Noturnall – 9 (Rockshots Records)Thursday, 1st February 2018
Containing players past and present with known entities such as Primal Fear, Angra, and Shaman, Brazilian progressive metal band Noturnall certainly gain a head start over most newcomers since their 2013 beginnings. 9 as the quintet’s third studio album originally hit the scene independently in the summer of last year – only to be picked up by Rockshots for a proper international release. What’s always been impressive about the breakout bands from Brazil (or South America in general) is the application of technique and fluidity to synthesize outside dynamic influences into something very competent and catchy – which Noturnall emphasize throughout these nine tracks.

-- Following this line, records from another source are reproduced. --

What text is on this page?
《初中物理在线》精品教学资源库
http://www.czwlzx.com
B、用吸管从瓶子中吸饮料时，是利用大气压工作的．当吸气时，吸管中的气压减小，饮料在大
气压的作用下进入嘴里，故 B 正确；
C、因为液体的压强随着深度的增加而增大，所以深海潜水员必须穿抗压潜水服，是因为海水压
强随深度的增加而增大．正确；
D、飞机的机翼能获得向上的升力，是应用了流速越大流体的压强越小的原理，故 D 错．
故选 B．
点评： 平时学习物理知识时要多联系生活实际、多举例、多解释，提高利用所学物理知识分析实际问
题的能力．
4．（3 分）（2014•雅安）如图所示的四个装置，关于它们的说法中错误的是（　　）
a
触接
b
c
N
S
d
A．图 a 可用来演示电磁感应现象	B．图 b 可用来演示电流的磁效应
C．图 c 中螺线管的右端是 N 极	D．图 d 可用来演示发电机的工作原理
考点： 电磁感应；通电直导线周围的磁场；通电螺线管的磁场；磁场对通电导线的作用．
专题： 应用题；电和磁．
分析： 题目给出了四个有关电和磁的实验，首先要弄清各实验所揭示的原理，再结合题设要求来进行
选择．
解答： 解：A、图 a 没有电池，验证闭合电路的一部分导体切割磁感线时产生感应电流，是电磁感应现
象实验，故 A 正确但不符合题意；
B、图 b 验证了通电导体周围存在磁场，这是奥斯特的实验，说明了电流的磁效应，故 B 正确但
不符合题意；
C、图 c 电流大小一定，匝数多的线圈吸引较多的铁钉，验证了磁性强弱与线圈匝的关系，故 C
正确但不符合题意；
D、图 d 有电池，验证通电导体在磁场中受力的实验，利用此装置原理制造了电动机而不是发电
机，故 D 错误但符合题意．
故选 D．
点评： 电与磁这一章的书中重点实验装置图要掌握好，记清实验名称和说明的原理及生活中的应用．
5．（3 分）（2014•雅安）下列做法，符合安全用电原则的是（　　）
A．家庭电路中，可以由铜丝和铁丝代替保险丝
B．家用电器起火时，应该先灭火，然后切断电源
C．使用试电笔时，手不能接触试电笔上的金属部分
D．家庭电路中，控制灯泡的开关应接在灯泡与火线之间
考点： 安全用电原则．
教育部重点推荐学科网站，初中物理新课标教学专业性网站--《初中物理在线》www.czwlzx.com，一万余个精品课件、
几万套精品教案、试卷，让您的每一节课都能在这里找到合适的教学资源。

When you have a stellar rhythm section that can groove and throw in those wild progressive runs at a moment’s notice, you might as well execute both to the fullest – which bassist Fernando Quesada and drummer Aquiles Priester deliver right away on opener “Hey!” as well through the speedier, Dream Theater-esque “Wake Up”. The guitar tone fluctuates between clean melodic comfort and a heavier, down-tuned edge to give much of “What You Waiting For” that darker, modern edge as the keyboard passage provide symphonic-like ambiance. And for those who desire a straight up power metal number in that older Helloween/Angra/Edguy vein, look no further than “Mysterious” – where the speed runs, double bass, and uplifting, delightful verses and chorus should make this track a certain crowd-pleaser.
The band also benefits from an expressive, potent voice courtesy of Thiago Bianchi – very powerful, weaving around the music while also giving it that melodic touch through proper note holding and background supplementation. He can handle the cyber-low evilness necessary during “Change”, while carrying the mostly acoustic-driven “Hearts as One” in a late 80’s throwback to the days of “Hole Hearted”-period Extreme. The Latin-percussive/guitar side also shines on the closing ballad “Pain” – not a typical power-oriented arrangement, where the multi-harmony vocals reverberate through the aural landscape as if ready to conquer arenas and festivals globally. Listeners should embrace Noturnall, as they understand the need for hooks in songwriting while still maintaining an adventurous, progressive metal stance in 9. Much like Angra, they serve up an intriguing, dynamic musical stew of a record – in turn grabbing listeners from a wider marketplace.